Using the **K-NN** will return you tuple of elements: ``(i;(j,k))`` if 2 nearest values have been asked for the Inth query.

Example of usage:

.. code-block:: c++


  // Setup the matcher 
  ArrayMatcherBruteForce<float> matcher;
  // The reference array
  float array[] = {0, 1, 2, 3, 4};
  // Setup the reference array of the matcher 
  matcher.Build(array, 5, 1);

  //--
  // Looking for the nearest neighbor:
  //--
  // Perform a query to look which point is closest to 1.8
  float query[] = {1.8f};
  int nIndice = -1;
  float fDistance = -1.0f;
  matcher.SearchNeighbour(query, &nIndice, &fDistance);

  //  nIndice == 2 ; // index of the found nearest neighbor
  //  fDistance == 0.4; // squared distance

  //--
  // Looking for the K=2 nearest neighbor
  //--
  IndMatches vec_nIndices;
  vector<float> vec_fDistance;
  const int K = 2;
  matcher.SearchNeighbours(query, 1, &vec_nIndices, &vec_fDistance, K);
  
  // vec_nIndices = {IndMatch(0,2), IndMatche(0,1)};


Metric customization
====================

* L2 (used by default):

.. math::
  d(x,y):=\| x-y \|_2

* i.e L1 for binary descriptor (Hamming distance),

.. math::
  d(x,y) = \sum(x \oplus y)

* user customized distance (L1, ...).

Image domain, correspondences filtering (KVLD)
===============================================

When used with descriptors found putative matches can be filtered thanks to different filters:

* Symmetric distance (Left-Right check).

  * Keep only mutal correspondences: a match is kept if it is the same in the A->B and B->A order.
    
.. math::
  \lbrace (P^i_A,P^j_B): j = \underset{k} {\mathrm{argmin}} ~ d(\text{desc}(P^i_A), \text{desc}(P^k_B)), i = \underset{k} \min ~ d(\text{desc}(P^k_A), \text{desc}(P^j_B))
  \rbrace


* "Nearest Neighbor Distance Ratio" distance check can be performed to remove repetitive elements.

  * As many nearest points have been asked we can measure the similarity between the N-nearest neighbor.

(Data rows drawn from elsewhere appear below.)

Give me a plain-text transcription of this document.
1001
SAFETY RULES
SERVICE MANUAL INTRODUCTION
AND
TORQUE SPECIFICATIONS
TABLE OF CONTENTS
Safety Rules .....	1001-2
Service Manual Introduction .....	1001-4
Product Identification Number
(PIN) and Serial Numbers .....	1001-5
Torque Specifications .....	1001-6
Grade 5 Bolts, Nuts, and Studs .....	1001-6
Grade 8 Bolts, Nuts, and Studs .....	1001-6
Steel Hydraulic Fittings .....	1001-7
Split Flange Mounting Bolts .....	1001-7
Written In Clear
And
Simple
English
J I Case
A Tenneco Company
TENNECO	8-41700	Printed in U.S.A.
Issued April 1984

If the ratio of distance is inferior to a threshold ``\delta`` the match is kept else it is rejected (since the risk of confusion is higher). It allows to avoid ambiguous correspondences. ``\delta`` is often chosen between ``0.6`` and ``0.8``.
    
.. math::
  \lbrace (P^i_A,P^j_B): j = \underset{k} {\mathrm{argmin}} ~ d(\text{desc}(P^i_A), \text{desc}(P^k_B)) < \delta \underset{k\neq j} \min ~ d(\text{desc}(P^i_A), \text{desc}(P^k_B))
  \rbrace

* K-VLD Filter (K-Virtual Line Descriptor) [KVLD12]_

  * A virtual segment (a segment/line between two points) is kept if at least one of it's supporting point is linked to K virtual segments. It produces a coherent photometric graph of the features from the set of points ``A`` and ``B``. Below: Top (SIFT putative matches found by NNS), Bottom: K-VLD coherent matches.
  
.. figure:: KVLD_matches.jpg
   :align: center